In essence, consciousness occurs when our brain integrates all available varieties of information into an irreducible experience. This sounds complicated but is easier to understand with a concrete example.
Let’s say you were to turn on a faucet and put your hand under a cold stream of water. This experience is integrated because you have no option but to perceive each and every aspect of it. You can’t just decide to only feel the wetness without the cold. And this holds true for every other conscious moment of our lives.
The reason for this is our brain and how it works. It takes all our cognitive data (what we know) and sensory inputs (what we feel) and connects them into a web of sorts. It always operates this way and you cannot reduce how much it integrates information.
What’s more, IIT also introduces a numerical value called “phi” (Φ). You can use it to quantify the level of irreducibility a system possesses. When phi is zero, it means you can reduce a system to its individual components. Consequently, such a system has no consciousness.
Low phi indicates a small degree of consciousness and so on. As you would assume, the human brain has an extremely high phi value, indicating it is an extraordinarily conscious system.
This theory also entails that different beings have varying degrees of consciousness. This is interesting because it means that IIT, a very recent concept, has certain connections to one of the oldest consciousness theories out there. We are referring to panpsychism, the idea that all things possess a consciousness or mind (psyche). This view has been around for thousands of years and we can trace it to at least as far back as pre-Socratic Greece.
This is a bare-bones explanation of the integrated information theory. There is more to it (such as its axioms and postulates) but this should provide the basic idea. As expected, it has garnered a lot of support but also criticism. Still, it is one of the more acknowledged ideas at the moment.
Global workspace theory
The other consciousness model which has a lot of supporters nowadays is the global workspace theory (GWT). Bernard Baars, a neuroscientist born in Amsterdam, originally proposed it in 1988 and continued to work on it with his colleagues in the decades that followed.

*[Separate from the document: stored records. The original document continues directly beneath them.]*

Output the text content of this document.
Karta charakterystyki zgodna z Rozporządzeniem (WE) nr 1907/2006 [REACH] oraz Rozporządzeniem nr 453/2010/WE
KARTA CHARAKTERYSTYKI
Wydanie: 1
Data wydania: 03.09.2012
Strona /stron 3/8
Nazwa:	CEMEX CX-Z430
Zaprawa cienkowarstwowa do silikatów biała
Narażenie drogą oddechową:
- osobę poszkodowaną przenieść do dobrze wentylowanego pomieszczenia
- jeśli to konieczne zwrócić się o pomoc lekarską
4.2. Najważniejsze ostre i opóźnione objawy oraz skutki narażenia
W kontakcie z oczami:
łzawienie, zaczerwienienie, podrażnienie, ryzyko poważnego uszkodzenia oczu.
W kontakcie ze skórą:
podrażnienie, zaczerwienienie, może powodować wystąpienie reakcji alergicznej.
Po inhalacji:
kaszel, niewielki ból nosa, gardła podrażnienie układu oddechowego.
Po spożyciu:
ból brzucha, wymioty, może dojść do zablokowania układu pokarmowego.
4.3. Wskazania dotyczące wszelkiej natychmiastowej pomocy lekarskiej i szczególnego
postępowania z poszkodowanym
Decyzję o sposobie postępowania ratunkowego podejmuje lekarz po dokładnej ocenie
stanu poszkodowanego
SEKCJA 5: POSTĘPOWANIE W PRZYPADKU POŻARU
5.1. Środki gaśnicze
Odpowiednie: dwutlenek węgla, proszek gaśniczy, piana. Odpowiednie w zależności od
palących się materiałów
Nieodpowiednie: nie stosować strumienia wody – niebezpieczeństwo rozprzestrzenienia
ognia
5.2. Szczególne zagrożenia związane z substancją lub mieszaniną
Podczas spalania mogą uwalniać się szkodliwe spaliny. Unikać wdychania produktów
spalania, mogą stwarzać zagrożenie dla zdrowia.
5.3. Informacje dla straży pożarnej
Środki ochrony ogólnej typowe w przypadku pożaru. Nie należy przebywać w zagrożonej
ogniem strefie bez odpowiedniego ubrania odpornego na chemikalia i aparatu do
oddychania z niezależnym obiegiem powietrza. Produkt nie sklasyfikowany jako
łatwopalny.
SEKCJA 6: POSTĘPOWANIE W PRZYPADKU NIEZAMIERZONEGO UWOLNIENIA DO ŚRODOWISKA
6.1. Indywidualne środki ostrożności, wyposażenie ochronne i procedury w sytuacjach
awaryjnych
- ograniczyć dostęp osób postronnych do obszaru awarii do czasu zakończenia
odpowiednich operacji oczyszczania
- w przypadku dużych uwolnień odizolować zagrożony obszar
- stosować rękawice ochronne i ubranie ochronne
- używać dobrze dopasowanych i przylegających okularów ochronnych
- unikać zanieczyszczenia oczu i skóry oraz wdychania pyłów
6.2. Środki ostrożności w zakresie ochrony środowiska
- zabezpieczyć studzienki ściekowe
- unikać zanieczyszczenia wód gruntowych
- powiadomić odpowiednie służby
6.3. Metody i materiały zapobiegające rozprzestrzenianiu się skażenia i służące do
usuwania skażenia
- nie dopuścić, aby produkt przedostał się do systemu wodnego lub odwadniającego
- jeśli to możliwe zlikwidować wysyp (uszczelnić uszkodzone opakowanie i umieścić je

A common way to explain GWT is to use the theater metaphor. In this "theater”, our selective attention points a spotlight on the stage. The content of this bright spot is the consciousness. The audience is in the dark (our unconsciousness), watching and receiving this information. Those behind the scene are in the dark as well. They influence the visible actions even though we can’t see them.
Another way to explain this is to compare our consciousness to computer memory. Our brain can store anything we perceive into its “memory bank”. These can be childhood recollections or the skills we learn. When needed, we can call up these experiences and send them to other areas of the brain which will process them in the appropriate manner. According to the theory, this very act of distributing data across the brain is what allows us to form our consciousness.
As you very well knew before you read even a single line of this text, consciousness is a supremely ethereal notion. It is difficult to explain or even talk about. However, we can all grasp its concepts on some primordial level.
These two theories are noble attempts to examine the inner workings of the human condition but are far from accepted truths. They have their shortcomings and critics who are happy to point those faults out.
Still, they can provide food for thought. They may not give you a definitive answer but can set you on the right path. And consciousness might just be one of those things we each need to define on our own.